Karşınızda, Madame de Prie… Bana göre tam bir ilgi ve güç budalası kadın.
Bu tip kişilerin çevresindeki insanları alın, kendilerini karanlık bir dehlizde hissederler. Bu hikâyede de yaşama amacının temelinde insanlar olan bir kraliçenin ülkesine verdiği zarardan dolayı kral tarafından sürgüne gönderilmesinden sonra çevresindeki herkesi kaybetmenin kendisinde yarattığı olumsuz etkiyi okuyoruz.
Bu tip burjuvazi kişiler insanları kullanarak onlarla bir oyuncak gibi oynar. Sürgündeki yalnızlığını bir alt sınıf olan köylü kesimi ile gidermeye çalışıyor.
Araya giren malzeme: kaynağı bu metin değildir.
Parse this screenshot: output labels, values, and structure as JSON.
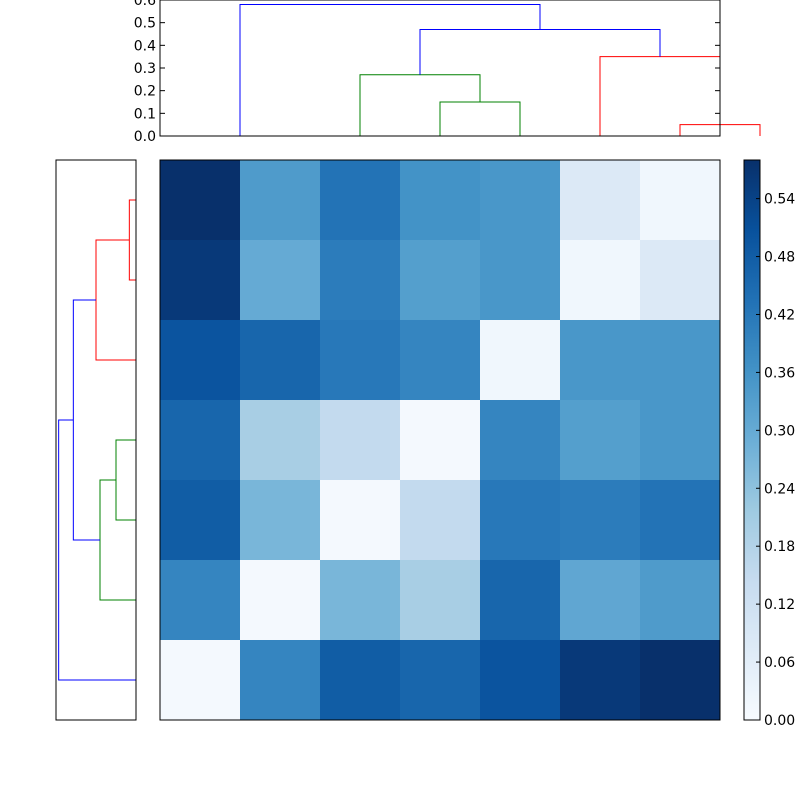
{
  "chart_data": [
    {
      "type": "dendrogram",
      "orientation": "top",
      "ylim": [
        0,
        0.6
      ],
      "yticks": [
        "0.0",
        "0.1",
        "0.2",
        "0.3",
        "0.4",
        "0.5",
        "0.6"
      ],
      "merges": [
        {
          "a": 6,
          "b": 7,
          "height": 0.05,
          "color": "#ff0000"
        },
        {
          "a": 5,
          "b": 6.5,
          "height": 0.35,
          "color": "#ff0000"
        },
        {
          "a": 3,
          "b": 4,
          "height": 0.15,
          "color": "#008000"
        },
        {
          "a": 2,
          "b": 3.5,
          "height": 0.27,
          "color": "#008000"
        },
        {
          "a": 2.75,
          "b": 5.75,
          "height": 0.47,
          "color": "#0000ff"
        },
        {
          "a": 0.5,
          "b": 4.25,
          "height": 0.58,
          "color": "#0000ff"
        }
      ]
    },
    {
      "type": "dendrogram",
      "orientation": "left",
      "merges": [
        {
          "a": 0,
          "b": 1,
          "height": 0.05,
          "color": "#ff0000"
        },
        {
          "a": 0.5,
          "b": 2,
          "height": 0.3,
          "color": "#ff0000"
        },
        {
          "a": 3,
          "b": 4,
          "height": 0.15,
          "color": "#008000"
        },
        {
          "a": 3.5,
          "b": 5,
          "height": 0.27,
          "color": "#008000"
        },
        {
          "a": 1.25,
          "b": 4.25,
          "height": 0.47,
          "color": "#0000ff"
        },
        {
          "a": 2.75,
          "b": 6,
          "height": 0.58,
          "color": "#0000ff"
        }
      ]
    },
    {
      "type": "heatmap",
      "colormap": "Blues",
      "vmin": 0,
      "vmax": 0.58,
      "values": [
        [
          0.58,
          0.34,
          0.43,
          0.36,
          0.35,
          0.08,
          0.02
        ],
        [
          0.56,
          0.3,
          0.41,
          0.33,
          0.35,
          0.02,
          0.08
        ],
        [
          0.5,
          0.46,
          0.42,
          0.39,
          0.02,
          0.35,
          0.35
        ],
        [
          0.46,
          0.2,
          0.15,
          0.01,
          0.39,
          0.33,
          0.35
        ],
        [
          0.48,
          0.27,
          0.01,
          0.15,
          0.42,
          0.41,
          0.43
        ],
        [
          0.39,
          0.01,
          0.27,
          0.2,
          0.46,
          0.31,
          0.34
        ],
        [
          0.01,
          0.39,
          0.48,
          0.46,
          0.5,
          0.56,
          0.58
        ]
      ]
    },
    {
      "type": "colorbar",
      "ticks": [
        "0.00",
        "0.06",
        "0.12",
        "0.18",
        "0.24",
        "0.30",
        "0.36",
        "0.42",
        "0.48",
        "0.54"
      ]
    }
  ]
}
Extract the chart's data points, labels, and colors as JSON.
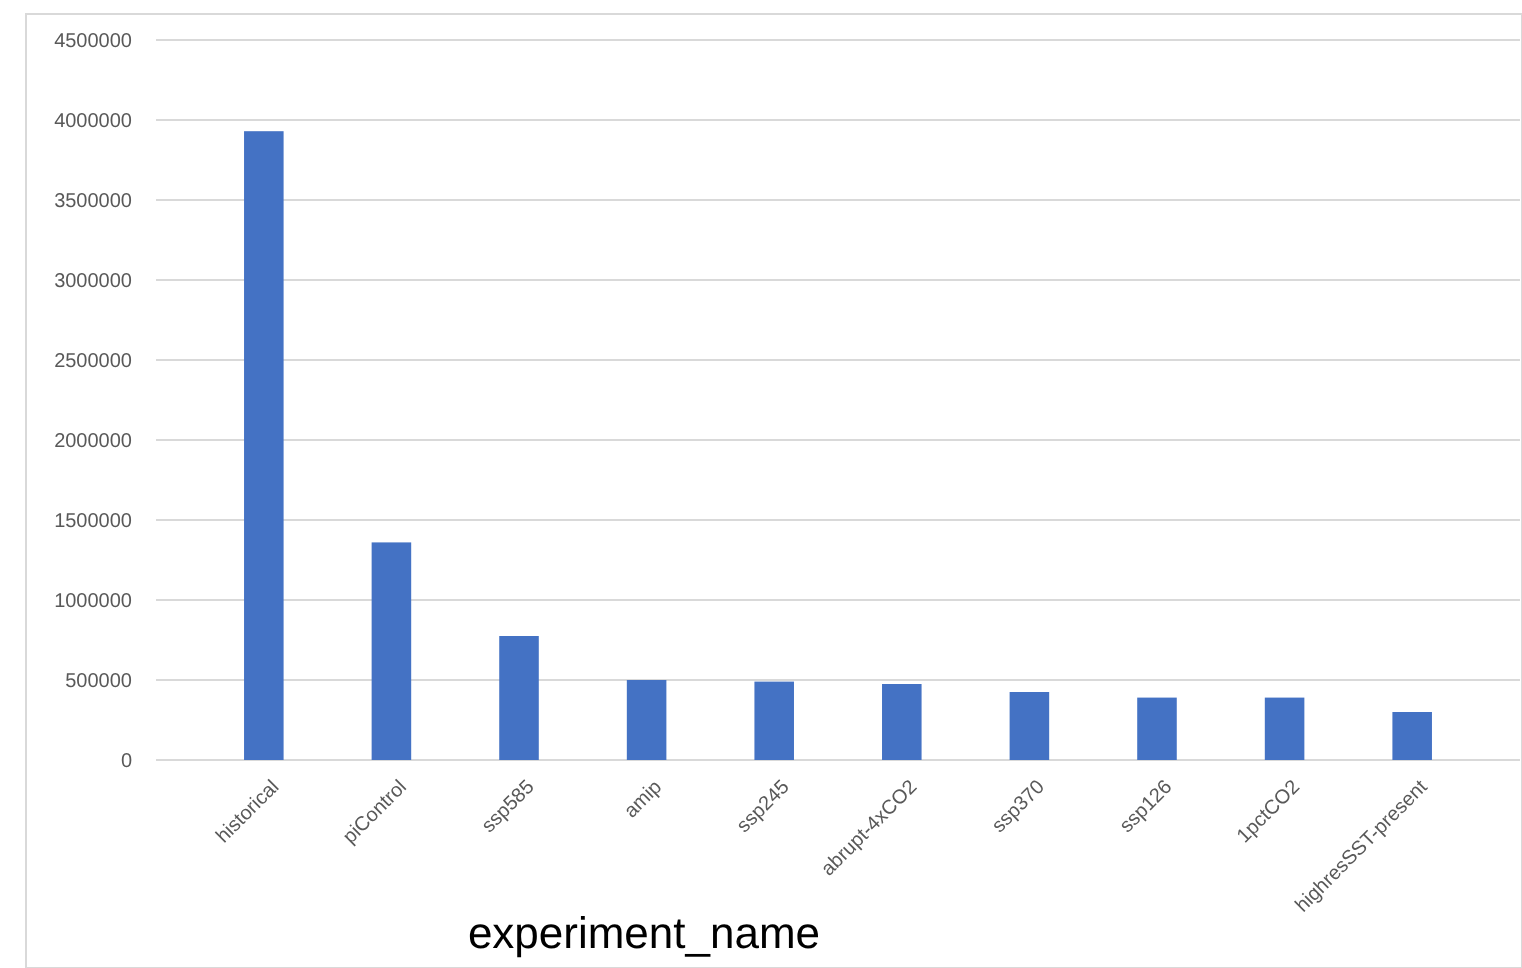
{
  "chart_data": {
    "type": "bar",
    "xlabel": "experiment_name",
    "categories": [
      "historical",
      "piControl",
      "ssp585",
      "amip",
      "ssp245",
      "abrupt-4xCO2",
      "ssp370",
      "ssp126",
      "1pctCO2",
      "highresSST-present"
    ],
    "values": [
      3930000,
      1360000,
      775000,
      500000,
      490000,
      475000,
      425000,
      390000,
      390000,
      300000
    ],
    "color": "#4472c4",
    "ylim": [
      0,
      4500000
    ],
    "yticks": [
      0,
      500000,
      1000000,
      1500000,
      2000000,
      2500000,
      3000000,
      3500000,
      4000000,
      4500000
    ],
    "grid": "y"
  }
}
Serveti ile insanları etrafına toplayıp kendini tatmin etme çabası içine giriyor. Hatta bu çaba sonucunda kendini küçük düşürdüğü için farklı bir plan düşünüyor.
Bu planda servetini kullanarak insanları etrafına toplayacak partiler düzenliyor, bu partilerde adının ölümsüz olmasının hayalini kuruyor. Fransa’da düzenlenen partilerde Türk mutfağından da bahsediliyor. Kitapta yaşanan bu öykünün gerçek yaşanmış bir olaydan ele alındığını düşünürsek o döneme ait kültürel bir tarihi de okumuş oluyoruz.
Madame de Prie acaba hayalini kurduğu, isminin ölümsüz olmasını, kendisinin hep anılmasını gerçekleştirebilmiş midir, yoksa yapmış olduğu bütün planlar hiçbir işe yaramamış mıdır, okuyup görelim.